Stop me if you’ve heard me say this before: Three years after setting out to retell the entire Final Fantasy VII saga in mobile form, Final Fantasy VII Ever Crisis is shutting down. Square Enix announced tonight that the free-to-play gacha will end service for both the Japanese and Global versions on October 6, 2026, at 11:00 PM Pacific (2:00 AM Eastern on October 7). The game launched on iOS and Android on September 7, 2023, and came to PC via Steam on December 6 of that year.
Sales of Red Crystals, the game’s paid currency, ended alongside tonight’s announcement, though any crystals players already own can be spent until the servers go dark. Square Enix says account information will be deleted once the shutdown procedures wrap up, and in a detail that stands out, refunds for unused paid currency will only be offered to players residing in Taiwan, with the process to be detailed in-game at a later date.
In an accompanying letter, producer Shoichi Ichikawa explained the decision ultimately came down to money, specifically the difficulty of balancing production costs against player demand for character weapons and gear. Delivering high-quality equipment visuals remained a priority given how passionate fans are about these characters, Ichikawa says, but weighing that against development costs and a gameplay balance that encouraged party diversity proved to be an ongoing struggle. In the end, the team determined it couldn’t maintain the level of service expected of a game carrying the Final Fantasy VII name.

The wind-down plan is busier than these end-of-service announcements usually go, and it starts with Square Enix making good on a launch-era promise. The story of Before Crisis -Final Fantasy VII-, the 2004 prequel that never left Japan, will finally be told in three parts from July through August. Then on September 6, 2026, the game’s three-year anniversary, Ever Crisis will release the final chapter of its Final Fantasy VII saga, a climax Ichikawa says the team has been building toward since launch, alongside new weapons, gear, seasonal quests, and customization options for existing weapons.
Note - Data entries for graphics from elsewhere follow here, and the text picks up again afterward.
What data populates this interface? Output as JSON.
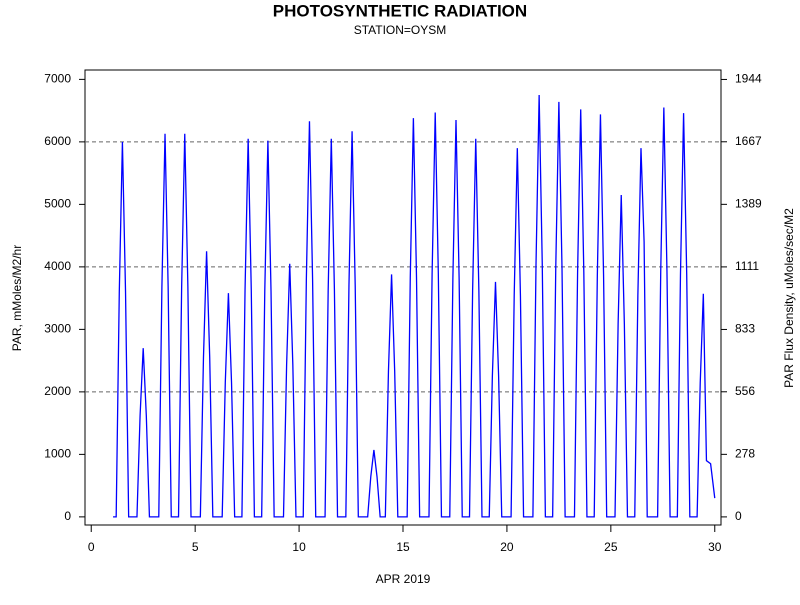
{
  "chart_data": {
    "type": "line",
    "title": "PHOTOSYNTHETIC RADIATION",
    "subtitle": "STATION=OYSM",
    "xlabel": "APR 2019",
    "ylabel": "PAR, mMoles/M2/hr",
    "y2label": "PAR Flux Density, uMoles/sec/M2",
    "xlim": [
      -0.3,
      30.3
    ],
    "xticks": [
      0,
      5,
      10,
      15,
      20,
      25,
      30
    ],
    "ylim": [
      -130,
      7150
    ],
    "yticks": [
      0,
      1000,
      2000,
      3000,
      4000,
      5000,
      6000,
      7000
    ],
    "y2lim": [
      -36,
      1986
    ],
    "y2ticks": [
      0,
      278,
      556,
      833,
      1111,
      1389,
      1667,
      1944
    ],
    "grid": true,
    "series": [
      {
        "color": "#0000ff",
        "x": [
          1.05,
          1.2,
          1.35,
          1.5,
          1.65,
          1.8,
          2.2,
          2.35,
          2.5,
          2.65,
          2.8,
          3.25,
          3.4,
          3.55,
          3.7,
          3.85,
          4.2,
          4.35,
          4.5,
          4.65,
          4.8,
          5.25,
          5.4,
          5.55,
          5.7,
          5.85,
          6.3,
          6.45,
          6.6,
          6.75,
          6.9,
          7.25,
          7.4,
          7.55,
          7.7,
          7.85,
          8.2,
          8.35,
          8.5,
          8.65,
          8.8,
          9.25,
          9.4,
          9.55,
          9.7,
          9.85,
          10.2,
          10.35,
          10.5,
          10.65,
          10.8,
          11.25,
          11.4,
          11.55,
          11.7,
          11.85,
          12.25,
          12.4,
          12.55,
          12.7,
          12.85,
          13.3,
          13.45,
          13.6,
          13.75,
          13.9,
          14.15,
          14.3,
          14.45,
          14.6,
          14.75,
          15.2,
          15.35,
          15.5,
          15.65,
          15.8,
          16.25,
          16.4,
          16.55,
          16.7,
          16.85,
          17.25,
          17.4,
          17.55,
          17.7,
          17.85,
          18.2,
          18.35,
          18.5,
          18.65,
          18.8,
          19.15,
          19.3,
          19.45,
          19.6,
          19.75,
          20.2,
          20.35,
          20.5,
          20.65,
          20.8,
          21.25,
          21.4,
          21.55,
          21.7,
          21.85,
          22.2,
          22.35,
          22.5,
          22.65,
          22.8,
          23.25,
          23.4,
          23.55,
          23.7,
          23.85,
          24.2,
          24.35,
          24.5,
          24.65,
          24.8,
          25.2,
          25.35,
          25.5,
          25.65,
          25.8,
          26.15,
          26.3,
          26.45,
          26.6,
          26.75,
          27.25,
          27.4,
          27.55,
          27.7,
          27.85,
          28.2,
          28.35,
          28.5,
          28.65,
          28.8,
          29.15,
          29.3,
          29.45,
          29.6,
          29.8,
          30.0
        ],
        "values": [
          0,
          0,
          3600,
          6000,
          3600,
          0,
          0,
          1620,
          2700,
          1620,
          0,
          0,
          3678,
          6130,
          3678,
          0,
          0,
          3678,
          6130,
          3678,
          0,
          0,
          2550,
          4250,
          2550,
          0,
          0,
          2148,
          3580,
          2148,
          0,
          0,
          3630,
          6050,
          3630,
          0,
          0,
          3612,
          6020,
          3612,
          0,
          0,
          2430,
          4050,
          2430,
          0,
          0,
          3798,
          6330,
          3798,
          0,
          0,
          3630,
          6050,
          3630,
          0,
          0,
          3702,
          6170,
          3702,
          0,
          0,
          642,
          1070,
          642,
          0,
          0,
          2328,
          3880,
          2328,
          0,
          0,
          3828,
          6380,
          3828,
          0,
          0,
          3882,
          6470,
          3882,
          0,
          0,
          3810,
          6350,
          3810,
          0,
          0,
          3630,
          6050,
          3630,
          0,
          0,
          2256,
          3760,
          2256,
          0,
          0,
          3540,
          5900,
          3540,
          0,
          0,
          4050,
          6750,
          4050,
          0,
          0,
          3984,
          6640,
          3984,
          0,
          0,
          3912,
          6520,
          3912,
          0,
          0,
          3864,
          6440,
          3864,
          0,
          0,
          3090,
          5150,
          3090,
          0,
          0,
          3540,
          5900,
          4400,
          0,
          0,
          3930,
          6550,
          3930,
          0,
          0,
          3876,
          6460,
          3876,
          0,
          0,
          2142,
          3570,
          900,
          850,
          300
        ]
      }
    ]
  }
}
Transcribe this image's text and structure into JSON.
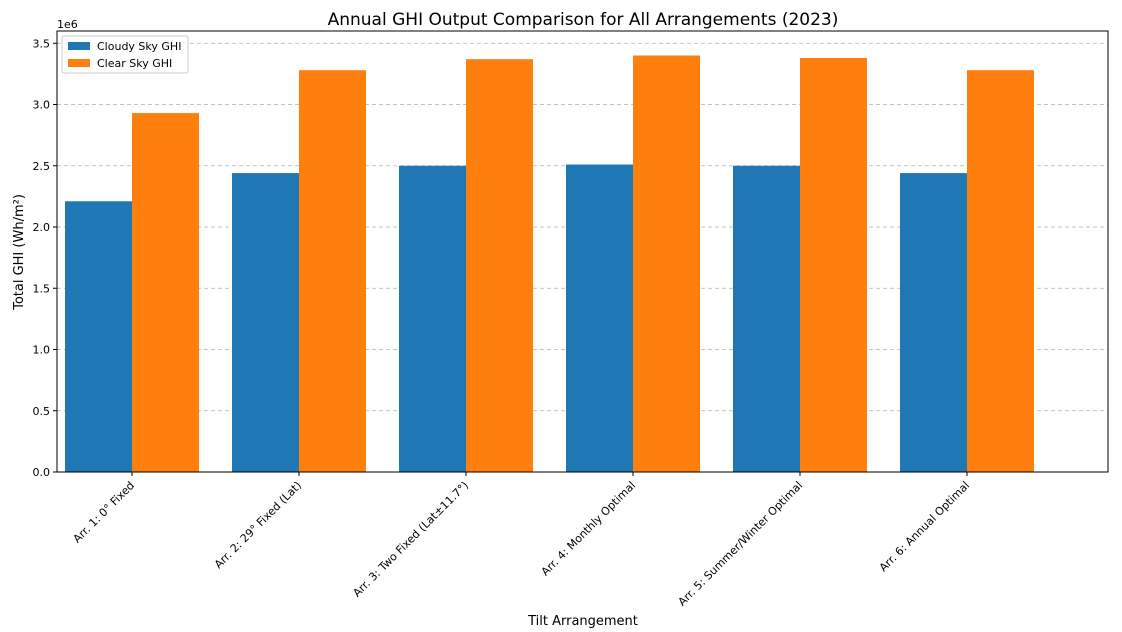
{
  "chart_data": {
    "type": "bar",
    "title": "Annual GHI Output Comparison for All Arrangements (2023)",
    "xlabel": "Tilt Arrangement",
    "ylabel": "Total GHI (Wh/m²)",
    "y_offset_label": "1e6",
    "y_scale_factor": 1000000,
    "ylim": [
      0,
      3.6
    ],
    "yticks": [
      0.0,
      0.5,
      1.0,
      1.5,
      2.0,
      2.5,
      3.0,
      3.5
    ],
    "ytick_labels": [
      "0.0",
      "0.5",
      "1.0",
      "1.5",
      "2.0",
      "2.5",
      "3.0",
      "3.5"
    ],
    "grid": "y-dashed",
    "legend_position": "top-left",
    "categories": [
      "Arr. 1: 0° Fixed",
      "Arr. 2: 29° Fixed (Lat)",
      "Arr. 3: Two Fixed (Lat±11.7°)",
      "Arr. 4: Monthly Optimal",
      "Arr. 5: Summer/Winter Optimal",
      "Arr. 6: Annual Optimal"
    ],
    "series": [
      {
        "name": "Cloudy Sky GHI",
        "color": "#1f77b4",
        "values": [
          2.21,
          2.44,
          2.5,
          2.51,
          2.5,
          2.44
        ]
      },
      {
        "name": "Clear Sky GHI",
        "color": "#ff7f0e",
        "values": [
          2.93,
          3.28,
          3.37,
          3.4,
          3.38,
          3.28
        ]
      }
    ]
  }
}
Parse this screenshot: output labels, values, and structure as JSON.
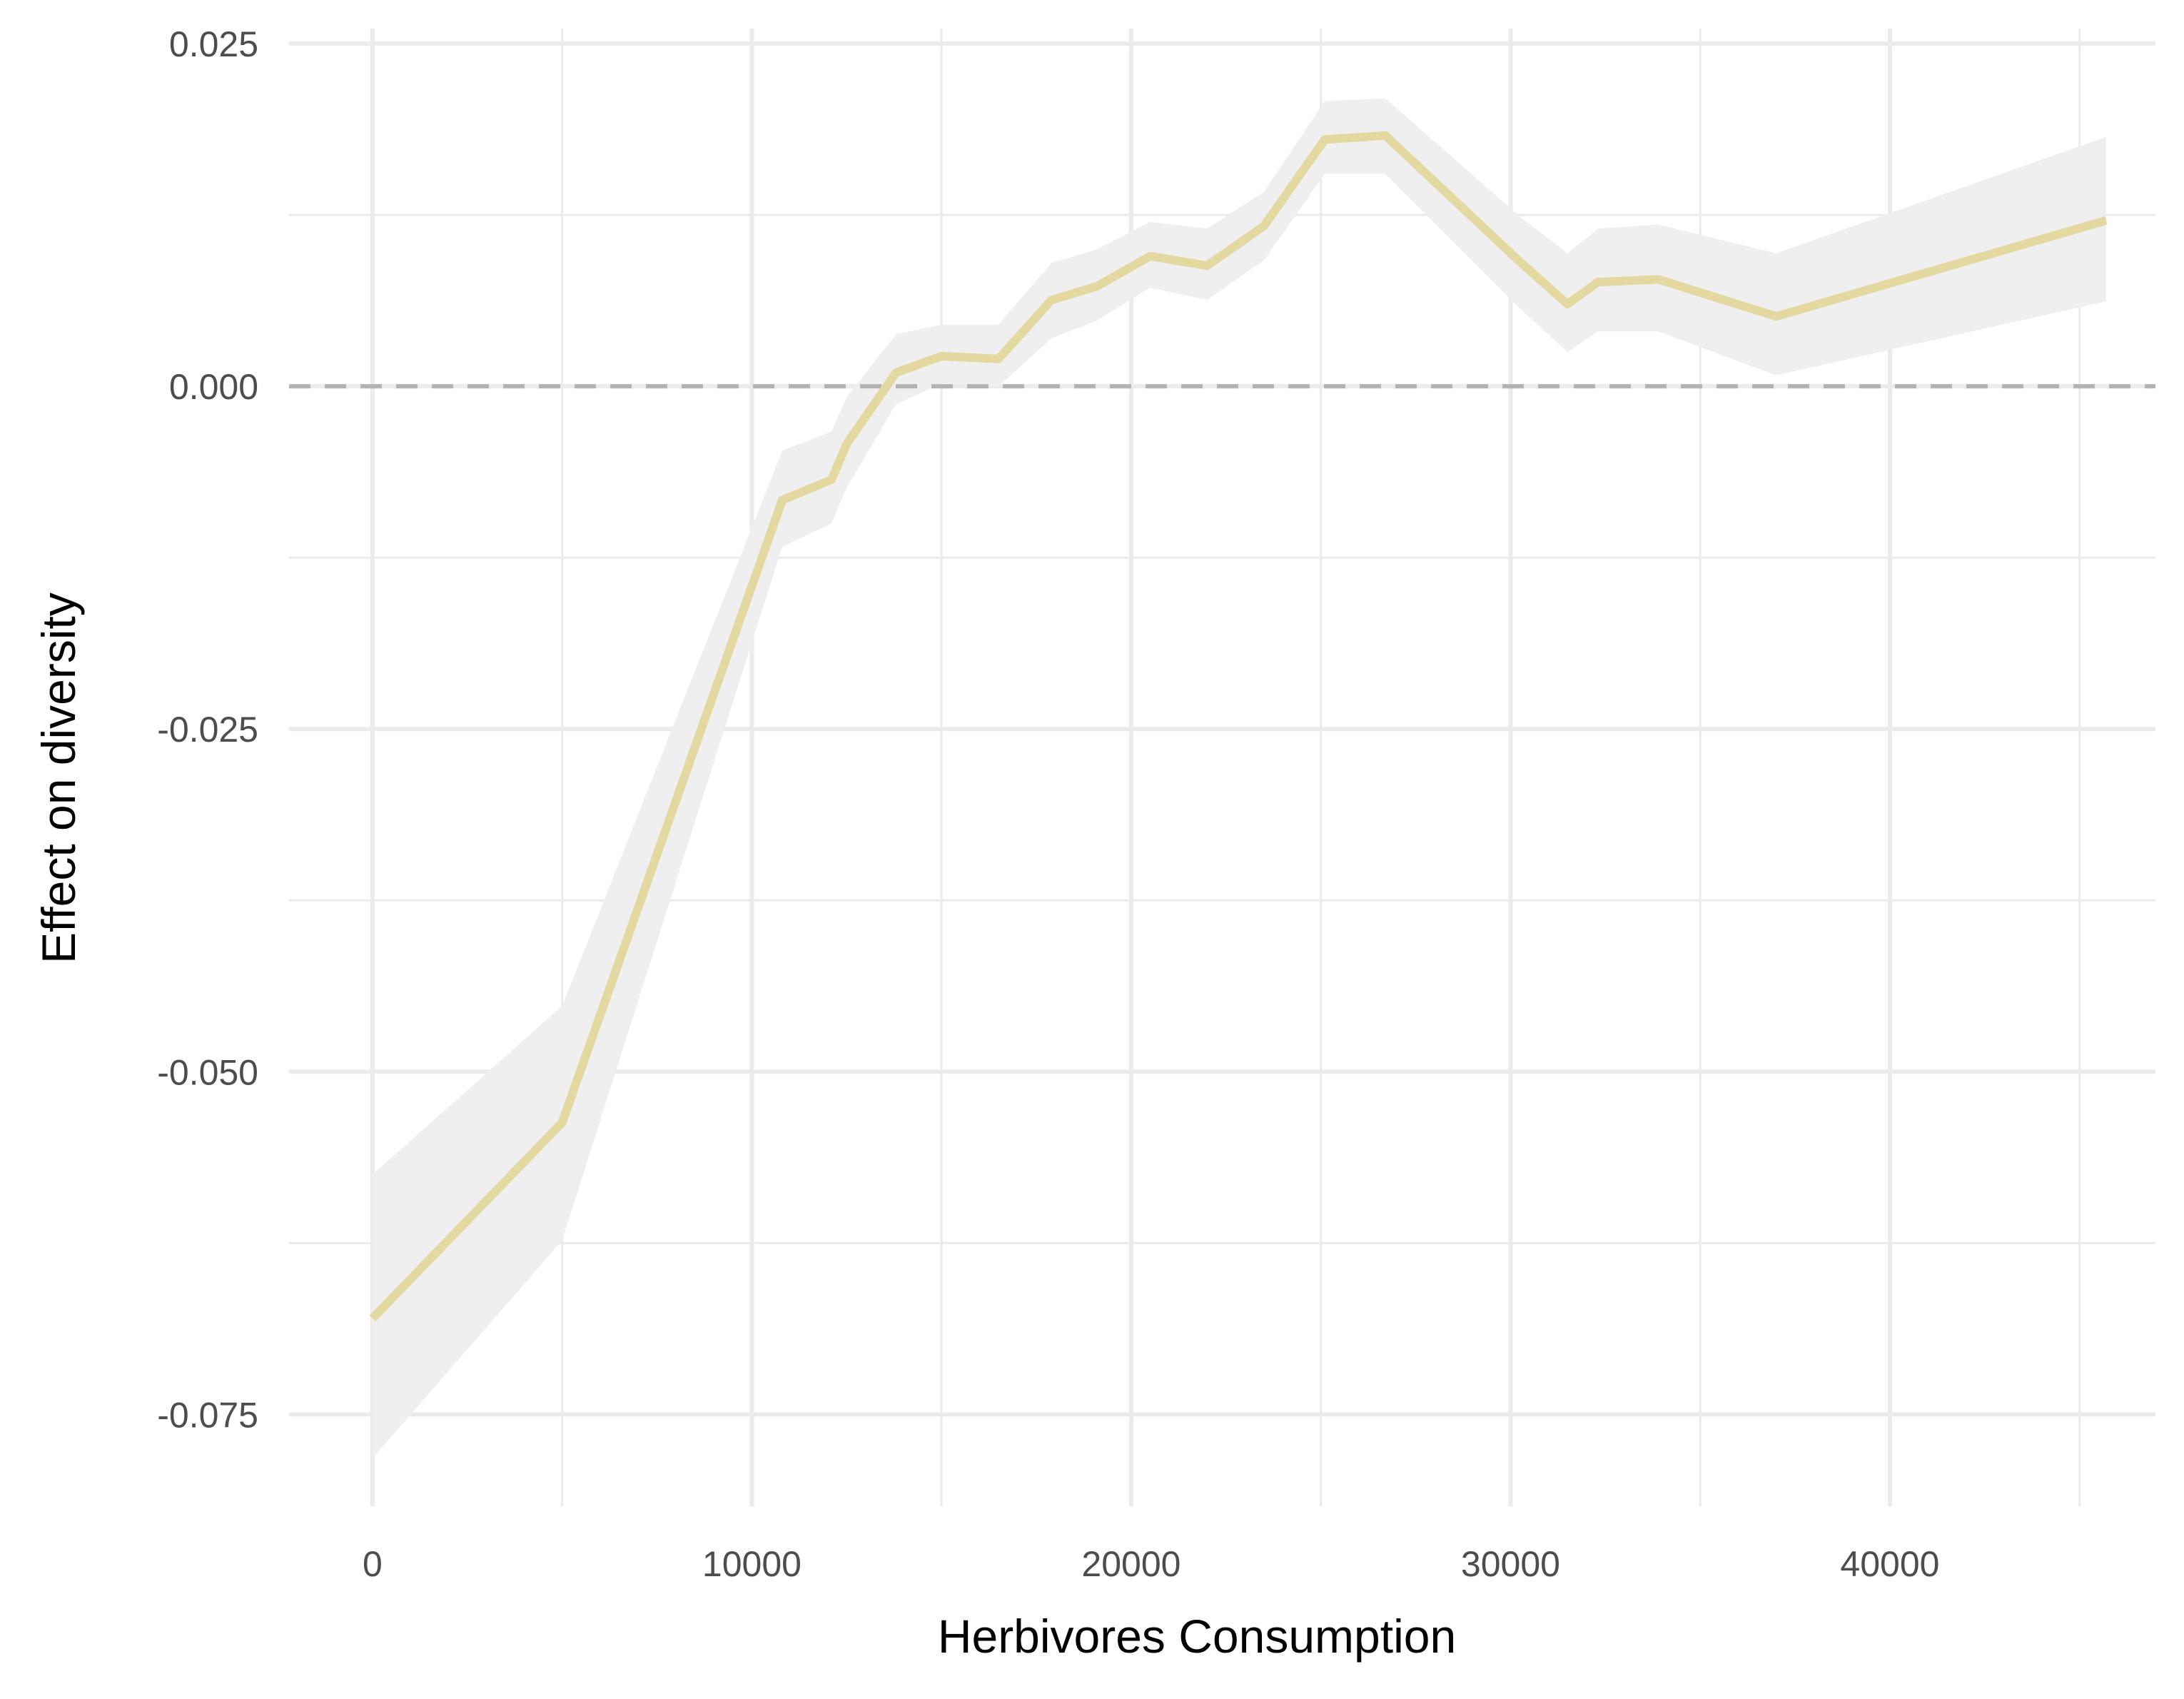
{
  "chart_data": {
    "type": "line",
    "title": "",
    "xlabel": "Herbivores Consumption",
    "ylabel": "Effect on diversity",
    "xlim": [
      -2200,
      47000
    ],
    "ylim": [
      -0.0817,
      0.0261
    ],
    "x_ticks": [
      0,
      10000,
      20000,
      30000,
      40000
    ],
    "x_tick_labels": [
      "0",
      "10000",
      "20000",
      "30000",
      "40000"
    ],
    "x_minor_ticks": [
      5000,
      15000,
      25000,
      35000,
      45000
    ],
    "y_ticks": [
      0.025,
      0.0,
      -0.025,
      -0.05,
      -0.075
    ],
    "y_tick_labels": [
      "0.025",
      "0.000",
      "-0.025",
      "-0.050",
      "-0.075"
    ],
    "y_minor_ticks": [
      0.0125,
      -0.0125,
      -0.0375,
      -0.0625
    ],
    "grid": true,
    "legend": "none",
    "reference_line": {
      "y": 0.0,
      "style": "dashed",
      "color": "#b3b3b3"
    },
    "line_color": "#e3d89f",
    "ribbon_color": "#efefef",
    "grid_color": "#ebebeb",
    "series": [
      {
        "x": [
          0,
          5000,
          10800,
          12100,
          12500,
          13800,
          15000,
          16500,
          17900,
          19100,
          20500,
          22000,
          23500,
          25100,
          26700,
          30200,
          31500,
          32300,
          33900,
          37000,
          45700
        ],
        "y": [
          -0.068,
          -0.0537,
          -0.0083,
          -0.0068,
          -0.0042,
          0.001,
          0.0022,
          0.002,
          0.0063,
          0.0073,
          0.0095,
          0.0088,
          0.0117,
          0.018,
          0.0183,
          0.0092,
          0.006,
          0.0076,
          0.0078,
          0.0051,
          0.0121
        ],
        "lower": [
          -0.0782,
          -0.0623,
          -0.0117,
          -0.01,
          -0.0074,
          -0.0013,
          0.0002,
          0.0,
          0.0035,
          0.0048,
          0.0072,
          0.0063,
          0.0092,
          0.0155,
          0.0155,
          0.0058,
          0.0025,
          0.004,
          0.004,
          0.0008,
          0.0062
        ],
        "upper": [
          -0.0575,
          -0.0452,
          -0.0047,
          -0.0033,
          -0.0008,
          0.0038,
          0.0045,
          0.0045,
          0.009,
          0.01,
          0.012,
          0.0115,
          0.0142,
          0.0208,
          0.021,
          0.0125,
          0.0097,
          0.0115,
          0.0118,
          0.0097,
          0.0182
        ]
      }
    ]
  }
}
Past content will also return across the final three months so lapsed players can come back and see everything.
Developed by Applibot and published by Square Enix, Ever Crisis retold the stories of the broader Final Fantasy VII compilation in bite-sized monthly chapters, covering the original game, Crisis Core, and an original storyline chronicling a young Sephiroth. If Applibot sounds familiar, it’s the same studio behind NieR Re[in]carnation, which Square Enix shut down back in April 2024 after a similar three-and-a-half-year run.
The timing is honestly surprising, because Final Fantasy VII Revelation arrives in Spring 2027 as the finale of the remake trilogy, and you would assume a game built entirely on Final Fantasy VII nostalgia would at least survive long enough to ride that wave. Instead, Ever Crisis will be roughly half a year in the ground by the time Cloud’s latest story concludes.
As much as I am a Final Fantasy VII fan, and I currently consider Final Fantasy VII Rebirth the best game I’ve ever played, I couldn’t play Ever Crisis for more than a few months. In my first impressions back during the 2023 closed beta, I noted the game was essentially a reskin of NieR Re[in]carnation, right down to the combat system, and the overall gameplay just never became compelling. There was too much downtime in between story drops, too, which made it easy to drift away and hard to come back.
Players who stuck with it have until October 6 to see everything through, with events scheduled right up to the end. Obviously, the Final Fantasy VII brand itself is in no danger, though, with Revelation set to close out the remake trilogy on PlayStation 5, XBOX Series X|S, Switch 2, and PC next spring.